Te souviens-tu, ma mie, nos jeux du temps jadis,
Nous parcourions les bois, innocence d'enfants,
Oû nous allions cueillir dans l'arrière-printemps
Des bouquets d'anémones mêlées de fleurs de lys.?
Souviens-toi ce mélange de parfum odorant
Quand la flore s'étend, que le soleil décline,
Timide je décrochais les fleurs de cardamine
Sur ta jupe en chambray soulevée par le vent.!
Tu te souviens, je crois, de mes tendres approches,
De tes sourires en coin, de tes rires moqueurs
Quand ma main s'approchait bien trop près de ton cœur,
Je m'en allais rageur les poings au fond des poches.
Je me souviens, oh oui, de tes taches de rousseurs,
Que mes amis raillaient, mais qui me plaisaient tant,
Et quand tu enrageais, du haut de mes dix ans,
Je les défiais, furieux, d'un doigt accusateur.
Souviens-toi mes histoires de monstres légendaires,
Dans les sentiers morbides de la ferme familiale
Ou les arbres ancestraux des forêts domaniales
Donnaient à mes récits une macabre atmosphère.
J'ai gravé nos prénoms sur l'écorce d'un chêne
Ou bien d'un sycomore, ma mémoire n'est plus,
Et sur un lit de mousse tendrement étendus,
La brise était légère et la forêt sereine.

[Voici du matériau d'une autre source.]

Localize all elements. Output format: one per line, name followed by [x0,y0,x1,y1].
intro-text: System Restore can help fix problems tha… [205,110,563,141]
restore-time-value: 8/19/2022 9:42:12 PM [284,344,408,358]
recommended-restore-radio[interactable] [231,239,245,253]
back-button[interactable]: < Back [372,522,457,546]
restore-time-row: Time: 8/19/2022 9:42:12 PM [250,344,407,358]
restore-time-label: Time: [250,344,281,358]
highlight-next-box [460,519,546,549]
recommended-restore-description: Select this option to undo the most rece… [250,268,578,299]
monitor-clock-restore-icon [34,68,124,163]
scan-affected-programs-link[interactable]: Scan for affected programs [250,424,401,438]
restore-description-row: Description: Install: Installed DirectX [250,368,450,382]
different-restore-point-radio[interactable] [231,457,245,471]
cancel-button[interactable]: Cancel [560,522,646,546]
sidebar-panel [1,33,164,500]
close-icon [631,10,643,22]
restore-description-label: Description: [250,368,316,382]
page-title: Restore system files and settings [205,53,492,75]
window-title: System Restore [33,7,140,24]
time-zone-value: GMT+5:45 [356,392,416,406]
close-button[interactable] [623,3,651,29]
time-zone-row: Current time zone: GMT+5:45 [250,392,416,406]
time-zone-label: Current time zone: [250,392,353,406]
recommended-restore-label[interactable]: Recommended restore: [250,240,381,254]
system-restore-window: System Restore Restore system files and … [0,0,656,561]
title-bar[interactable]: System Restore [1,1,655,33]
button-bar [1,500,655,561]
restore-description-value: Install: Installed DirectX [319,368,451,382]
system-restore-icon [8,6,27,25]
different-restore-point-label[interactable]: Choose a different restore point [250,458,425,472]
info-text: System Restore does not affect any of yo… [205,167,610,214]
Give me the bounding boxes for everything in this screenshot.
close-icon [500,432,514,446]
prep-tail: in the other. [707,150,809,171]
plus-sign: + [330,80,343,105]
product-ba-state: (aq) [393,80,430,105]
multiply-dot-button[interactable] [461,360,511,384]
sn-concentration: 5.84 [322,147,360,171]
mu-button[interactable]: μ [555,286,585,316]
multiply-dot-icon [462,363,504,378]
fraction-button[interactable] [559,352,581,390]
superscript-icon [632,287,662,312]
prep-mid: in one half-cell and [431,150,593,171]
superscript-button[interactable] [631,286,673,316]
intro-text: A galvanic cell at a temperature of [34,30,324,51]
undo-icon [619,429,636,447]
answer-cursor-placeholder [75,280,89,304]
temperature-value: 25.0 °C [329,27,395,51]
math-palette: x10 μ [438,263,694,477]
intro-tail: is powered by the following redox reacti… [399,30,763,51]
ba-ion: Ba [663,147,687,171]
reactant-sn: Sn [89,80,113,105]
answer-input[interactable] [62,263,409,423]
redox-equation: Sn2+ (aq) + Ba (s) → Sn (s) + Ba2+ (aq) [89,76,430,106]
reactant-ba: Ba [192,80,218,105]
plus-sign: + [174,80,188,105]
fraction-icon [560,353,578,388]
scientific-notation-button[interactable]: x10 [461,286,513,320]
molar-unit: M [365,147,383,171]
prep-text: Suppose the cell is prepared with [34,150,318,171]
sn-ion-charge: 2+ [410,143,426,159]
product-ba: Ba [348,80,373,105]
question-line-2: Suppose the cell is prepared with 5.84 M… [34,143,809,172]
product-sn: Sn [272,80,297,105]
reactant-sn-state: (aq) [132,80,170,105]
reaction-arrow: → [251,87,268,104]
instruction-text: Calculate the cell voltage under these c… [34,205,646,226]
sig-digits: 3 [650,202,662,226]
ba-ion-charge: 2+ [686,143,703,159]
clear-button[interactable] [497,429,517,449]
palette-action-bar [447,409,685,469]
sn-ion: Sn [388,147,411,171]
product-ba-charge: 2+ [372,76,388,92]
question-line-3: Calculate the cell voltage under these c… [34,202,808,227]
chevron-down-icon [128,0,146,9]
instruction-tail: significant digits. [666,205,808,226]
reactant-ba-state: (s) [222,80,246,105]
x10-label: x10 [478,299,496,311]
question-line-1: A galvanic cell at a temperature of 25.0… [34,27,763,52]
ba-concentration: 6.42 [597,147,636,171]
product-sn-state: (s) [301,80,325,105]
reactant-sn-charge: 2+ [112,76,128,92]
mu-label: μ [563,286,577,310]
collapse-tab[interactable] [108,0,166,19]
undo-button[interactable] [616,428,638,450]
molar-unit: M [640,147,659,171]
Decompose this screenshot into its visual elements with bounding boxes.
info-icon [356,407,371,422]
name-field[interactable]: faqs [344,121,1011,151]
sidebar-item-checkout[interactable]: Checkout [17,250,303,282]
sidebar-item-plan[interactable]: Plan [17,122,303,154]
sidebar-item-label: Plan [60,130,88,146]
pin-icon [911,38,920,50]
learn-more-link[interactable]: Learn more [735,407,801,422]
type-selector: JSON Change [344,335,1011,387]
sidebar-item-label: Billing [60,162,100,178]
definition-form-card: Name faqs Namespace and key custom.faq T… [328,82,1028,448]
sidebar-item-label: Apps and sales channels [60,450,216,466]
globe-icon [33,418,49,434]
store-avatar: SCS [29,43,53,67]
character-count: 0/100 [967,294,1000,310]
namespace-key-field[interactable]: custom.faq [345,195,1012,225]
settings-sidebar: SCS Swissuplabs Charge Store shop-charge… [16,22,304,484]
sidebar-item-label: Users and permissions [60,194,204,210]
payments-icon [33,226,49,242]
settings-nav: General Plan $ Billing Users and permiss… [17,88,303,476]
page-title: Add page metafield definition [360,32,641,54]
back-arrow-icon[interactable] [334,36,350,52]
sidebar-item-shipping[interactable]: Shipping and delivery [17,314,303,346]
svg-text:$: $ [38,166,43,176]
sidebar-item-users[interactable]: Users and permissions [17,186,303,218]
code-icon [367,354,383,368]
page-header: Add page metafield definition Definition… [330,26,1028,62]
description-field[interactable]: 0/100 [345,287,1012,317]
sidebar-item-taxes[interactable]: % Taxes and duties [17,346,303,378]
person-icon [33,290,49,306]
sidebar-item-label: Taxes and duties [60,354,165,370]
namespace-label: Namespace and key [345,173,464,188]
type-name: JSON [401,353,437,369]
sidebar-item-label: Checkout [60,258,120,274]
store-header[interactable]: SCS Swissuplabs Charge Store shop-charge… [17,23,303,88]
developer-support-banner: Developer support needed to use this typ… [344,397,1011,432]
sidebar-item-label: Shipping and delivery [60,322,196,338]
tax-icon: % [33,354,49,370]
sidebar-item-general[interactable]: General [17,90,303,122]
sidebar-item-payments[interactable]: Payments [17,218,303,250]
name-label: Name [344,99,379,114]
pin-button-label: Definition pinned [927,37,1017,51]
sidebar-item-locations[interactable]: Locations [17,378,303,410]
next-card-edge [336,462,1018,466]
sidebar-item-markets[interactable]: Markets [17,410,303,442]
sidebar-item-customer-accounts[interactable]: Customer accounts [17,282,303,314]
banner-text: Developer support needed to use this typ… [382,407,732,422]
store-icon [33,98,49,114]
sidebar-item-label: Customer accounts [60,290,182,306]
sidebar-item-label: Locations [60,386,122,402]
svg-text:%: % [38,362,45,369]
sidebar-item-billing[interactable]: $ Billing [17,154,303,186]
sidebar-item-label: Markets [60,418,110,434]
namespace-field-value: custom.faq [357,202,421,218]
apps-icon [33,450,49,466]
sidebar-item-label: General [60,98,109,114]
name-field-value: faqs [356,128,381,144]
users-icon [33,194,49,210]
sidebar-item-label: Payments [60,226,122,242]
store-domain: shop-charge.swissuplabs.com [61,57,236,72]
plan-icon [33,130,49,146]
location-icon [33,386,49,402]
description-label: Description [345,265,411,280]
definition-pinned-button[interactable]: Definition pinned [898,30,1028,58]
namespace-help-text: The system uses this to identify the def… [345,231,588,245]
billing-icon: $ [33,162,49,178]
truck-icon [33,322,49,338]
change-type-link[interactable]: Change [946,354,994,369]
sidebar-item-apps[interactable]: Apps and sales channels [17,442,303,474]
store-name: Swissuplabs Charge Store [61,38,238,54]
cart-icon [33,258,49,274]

Je me souviens surtout la fin de notre histoire,
Où cette rentrée septembre, on m'a changé d'école
Mon père dut quitter le domaine agricole
Pour rejoindre la ville: j'ai fait semblant d'y croire.
Non, nous ne boirons plus l'eau glacée des fontaines,
Ni nous ne flânerons dans les sous-bois vermeils,
Nous n'écouterons plus la forêt qui s'éveille
Moi, enfant d'employé, toi jeune chatelaine.